Un clima di terrore all'interno delle mura domestiche, anni di soprusi, violenze e percosse anche davanti ai figli. Un uomo violento è stato arrestato dagli agenti della squadra Anticrimine del Commissariato di Terracina dopo una complessa indagine che ha portato all'ordinanza di custodia cautelare ai domiciliari. Destinatario, un 48enne di Terracina, padre di tre figli tutti minorenni, che dovrà rispondere dei gravi reati di maltrattamenti in famiglia e stalking. 

La vicenda andava avanti da anni e la donna solo per timore di ritorsioni aveva evitato di denunciare. le ripetute aggressioni all'interno delle mura domestiche. La vittima aveva evitato anche il ricorso al pronto soccorso, in presenza di ferite. Fatta oggetto di continue offese, minacce e schiaffi, lo scorso dicembre nel corso di una delle repentine aggressioni scattate per futili motivi, aveva temuto concretamente per la vita: il marito in preda ad una furia irrefrenabile l'aveva minacciata di buttarla dalla finestra lanciandole degli oggetti. Aveva finito per puntarle un coltello alla testa. E' stato a quel punto che, allertati dai figli, gli agenti di polizia sono intervenuti comprendendo la gravità della situazione. 

Le attività investigative hanno consentito di ricostruire alcuni degli episodi avvenuti e di chiedere ed ottenere un Provvedimento di allontanamento dalla casa familiare con divieto di avvicinamento alla vittima, notificato ed eseguito due mesi fa. Ma la misura non è bastata. 

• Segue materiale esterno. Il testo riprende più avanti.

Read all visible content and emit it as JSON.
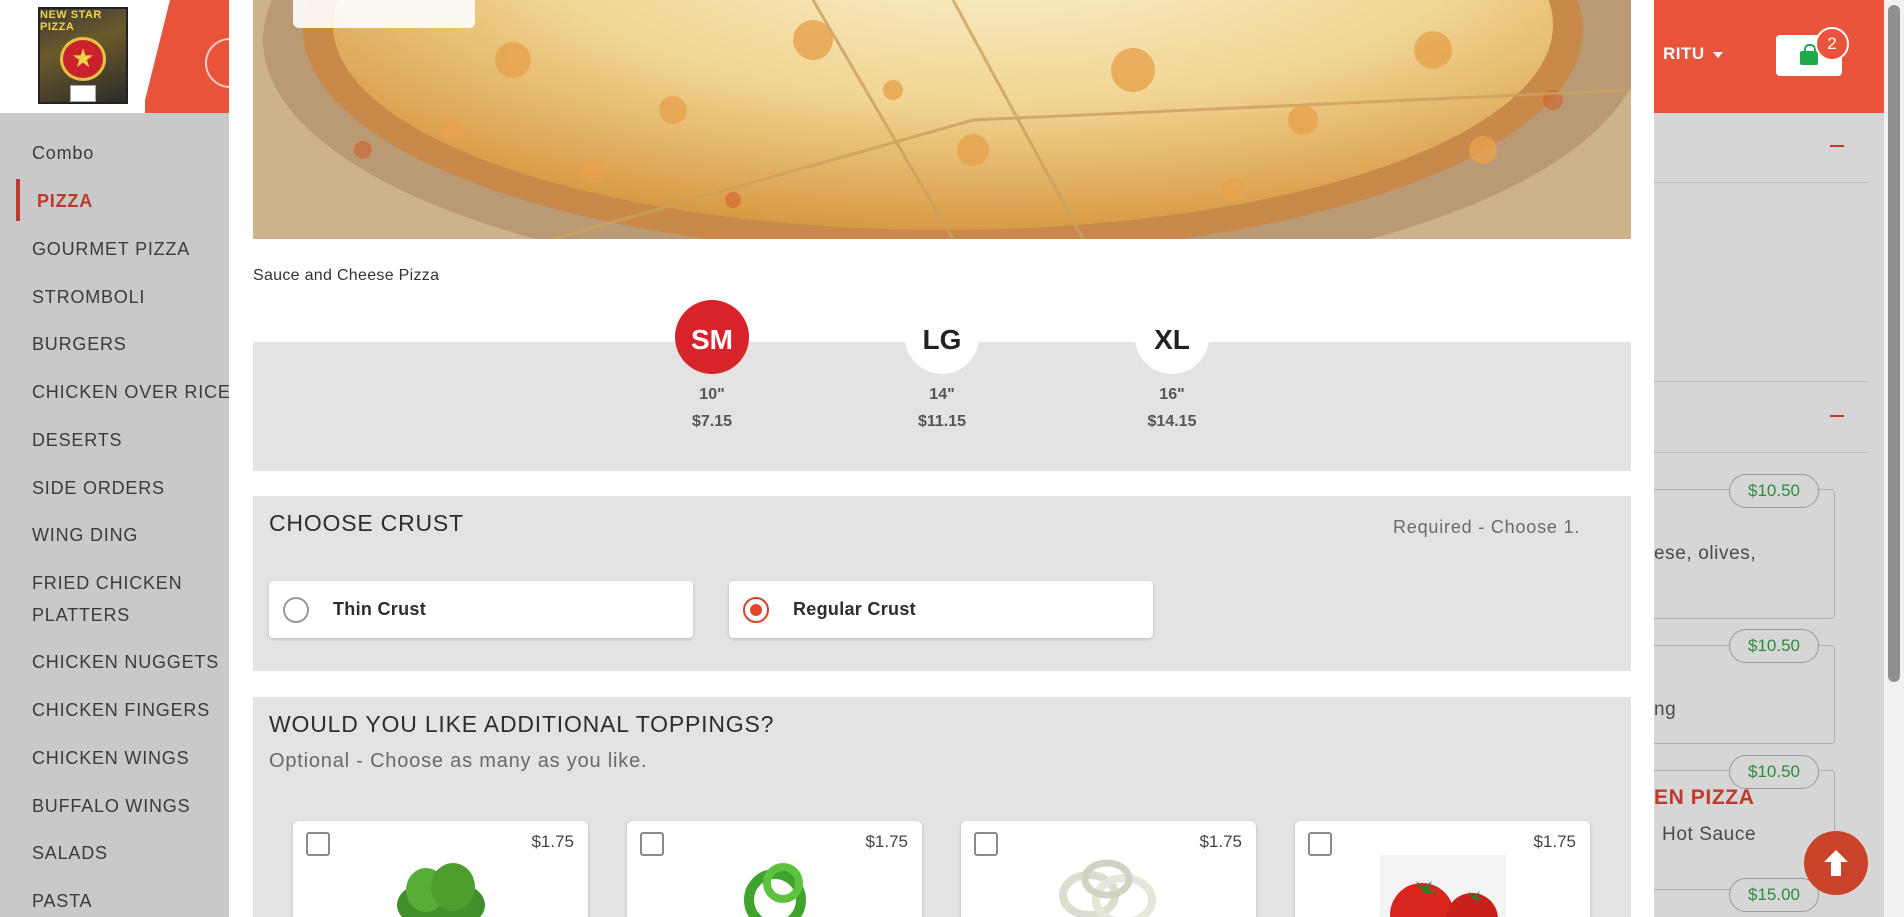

Ben presto ci si è accorti della prosecuzione delle condotte moleste e persecutorie. Gli Agenti in borghese hanno documentato gli appostamenti sotto l'abitazione inibita all'indagato e le violazioni di questi al divieto di avvicinamento.

L'uomo inoltre non si limitava a fare "sentire" la propria presenza in prossimità dell'abitazione della vittima, egli avvicinava anche dei parenti della stessa che "pressava" affinché riferissero alla moglie dei messaggi. La donna già provata dalle vessazioni ed i soprusi di una vita, crollava in uno stato di perdurante e grave ansia. Alla luce dei fatti, essendosi palesata del tutto inadeguata la misura cautelare in atto, veniva richiesto un aggravamento della stessa che il Tribunale di Latina condividendo le motivazioni del Procuratore Aggiunto di Latina Dott. Lasperanza accoglieva disponendo che l'uomo venisse ristretto agli arresti domiciliari.